Geen haast dus, op de heenweg, ik wilde ook een beetje de omgeving verkennen, dus toen ik op een pad kwam met stacaravans in de bossen, zoals bij mij, vervolgde ik die weg, ook langs een camping die zich afficheert dat deze alcoholvrij is, langs recreatieparken met huisjes in een gelid achter en naast elkaar, het bos weggekapt, ieder een tuintje, langs lege complexen die de uitstraling hadden van een sanatorium midden in de bossen zoals je die vroeger had, langs villa’s ten zuiden van Beekbergen, om uiteindelijk weer op een bankje in de zon weer een kopje thee te drinken vlakbij het verzorgingstehuis, zoals meestal aan de rand van een dorp of stad gebouwd, hier vlakbij de Dorpstraat.

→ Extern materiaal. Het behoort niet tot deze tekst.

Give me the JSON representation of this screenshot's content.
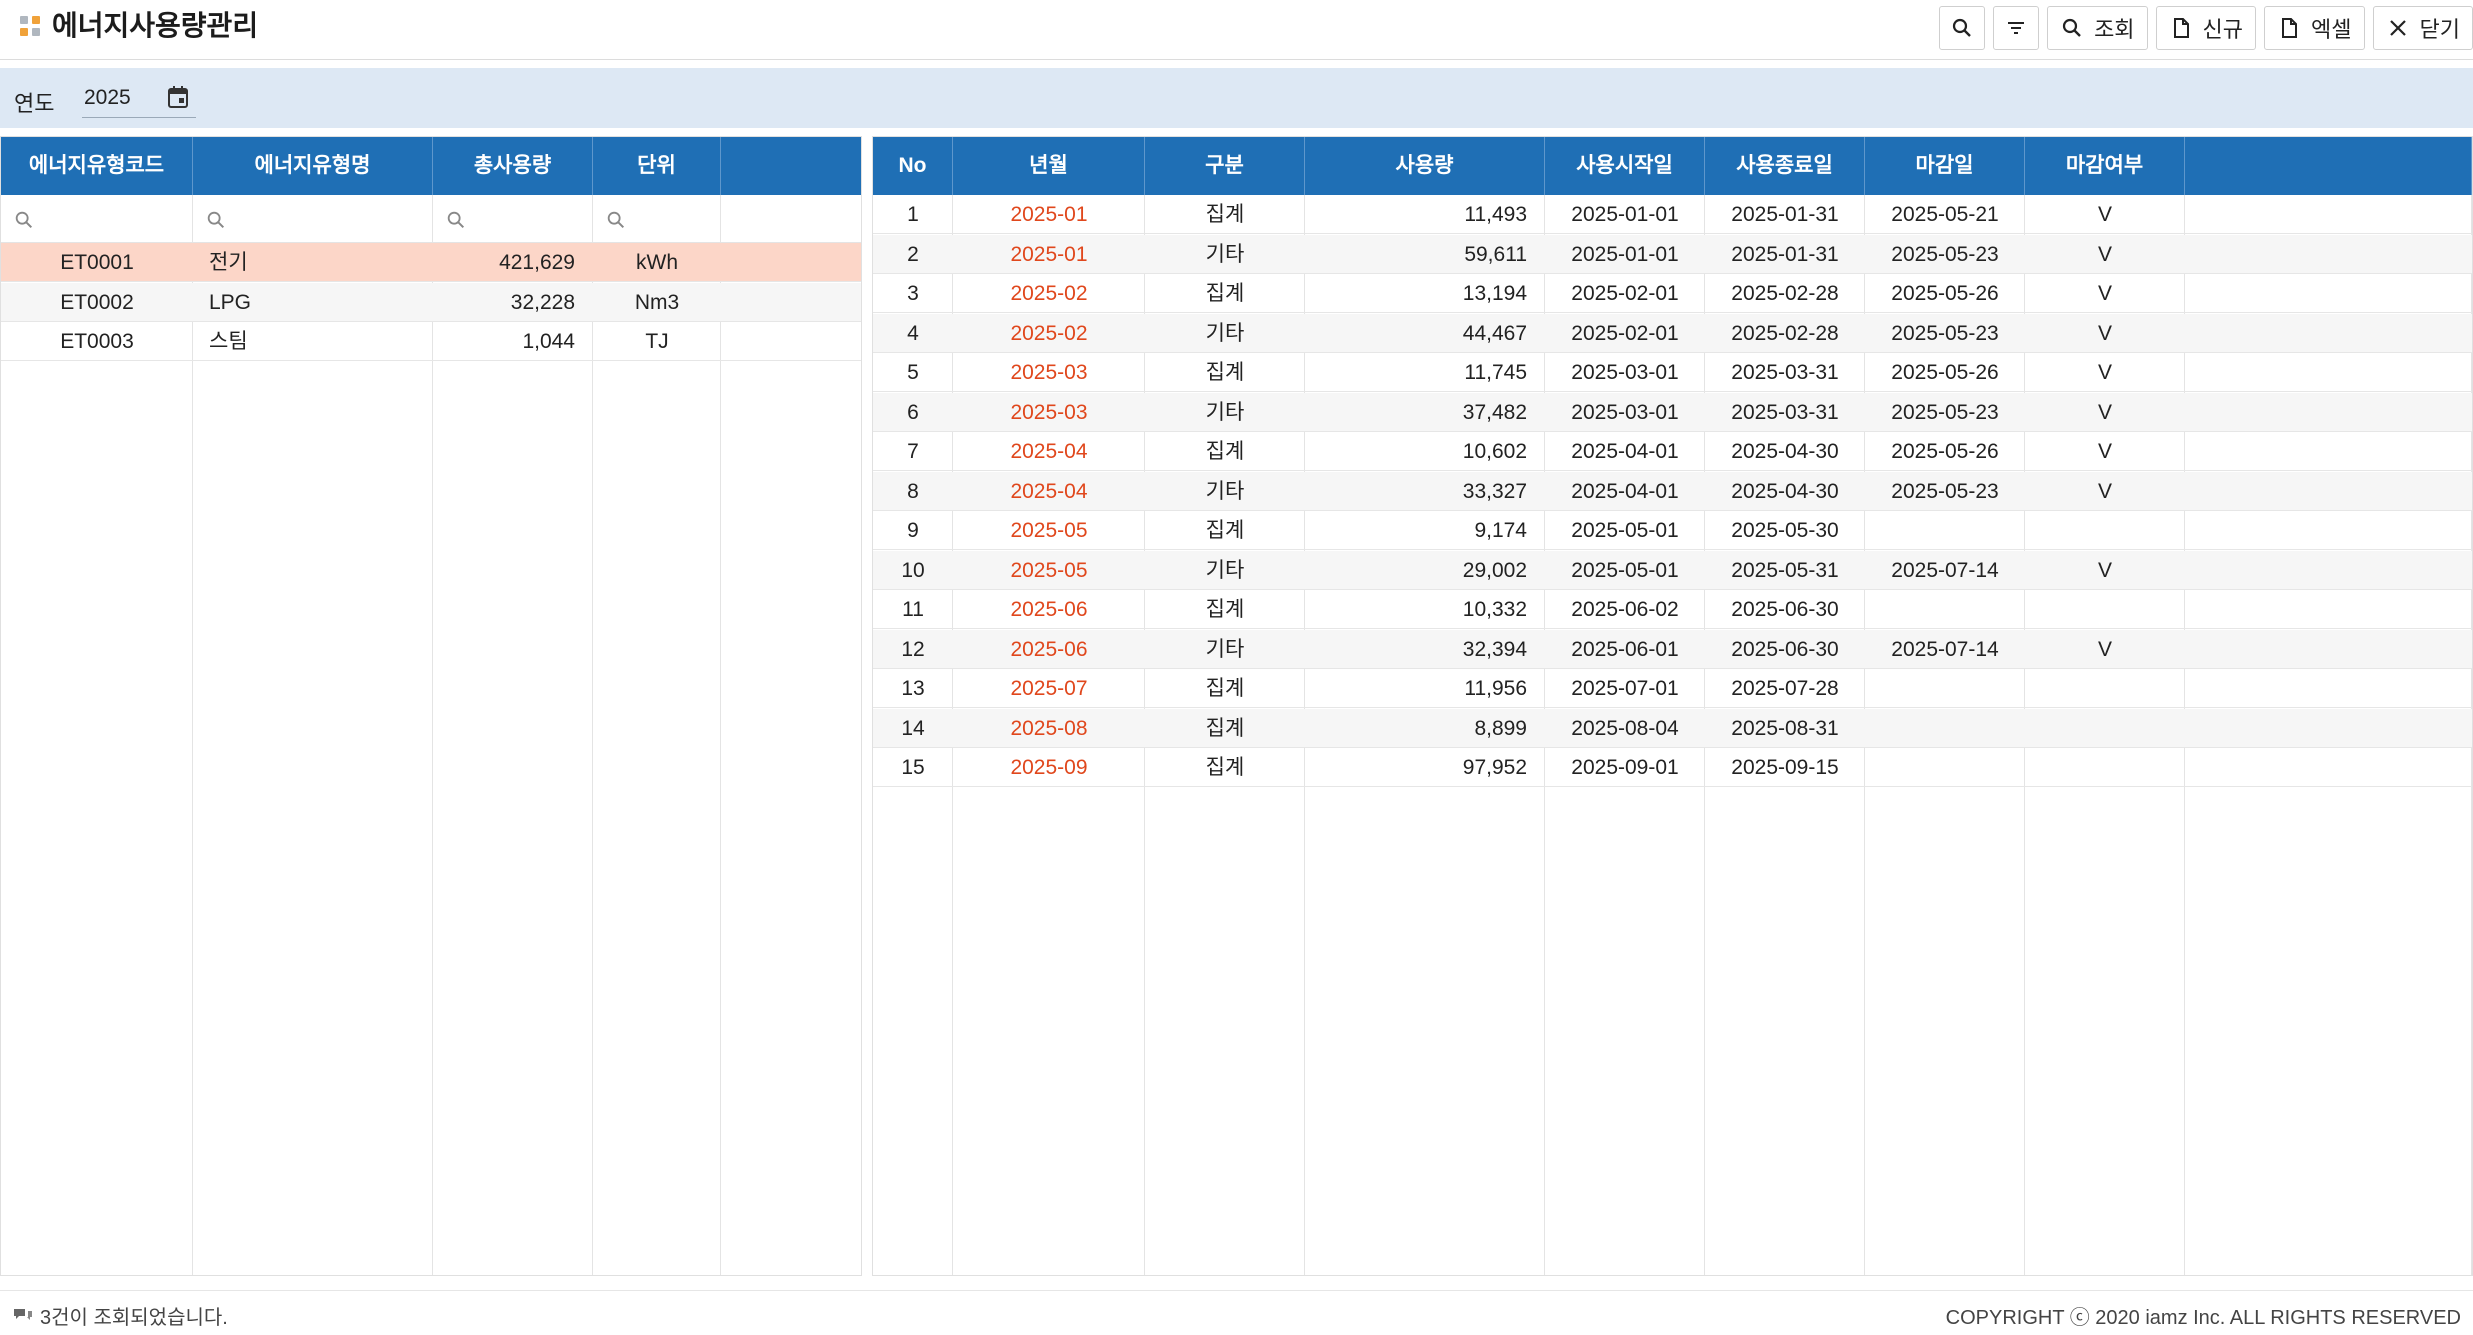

Het was ondertussen al midden op de middag : even Appie in voor wat kleine boodschappen, het niet te zwaar makend in mijn rugzakje, want de terugweg kwam nog. Er is een nieuw systeem voor de winkelwagentjes en ik kreeg instructie: je zet de achterwielen op de ijzeren plaatjes op de grond, je steekt je handen in de holle cilinder ernaast en zie: er sproeit desinfecterende vloeistof, zowel op jou als op de gehele stang van het winkelwagentje. Wat een inventiviteit van een fabrikant, nu maar hopen dat innovatie en nieuw verworven kennis en nieuwe vondsten ook zo hebben gewerkt bij de snelheid waar er nu tal van vaccins al bijna klaar zijn.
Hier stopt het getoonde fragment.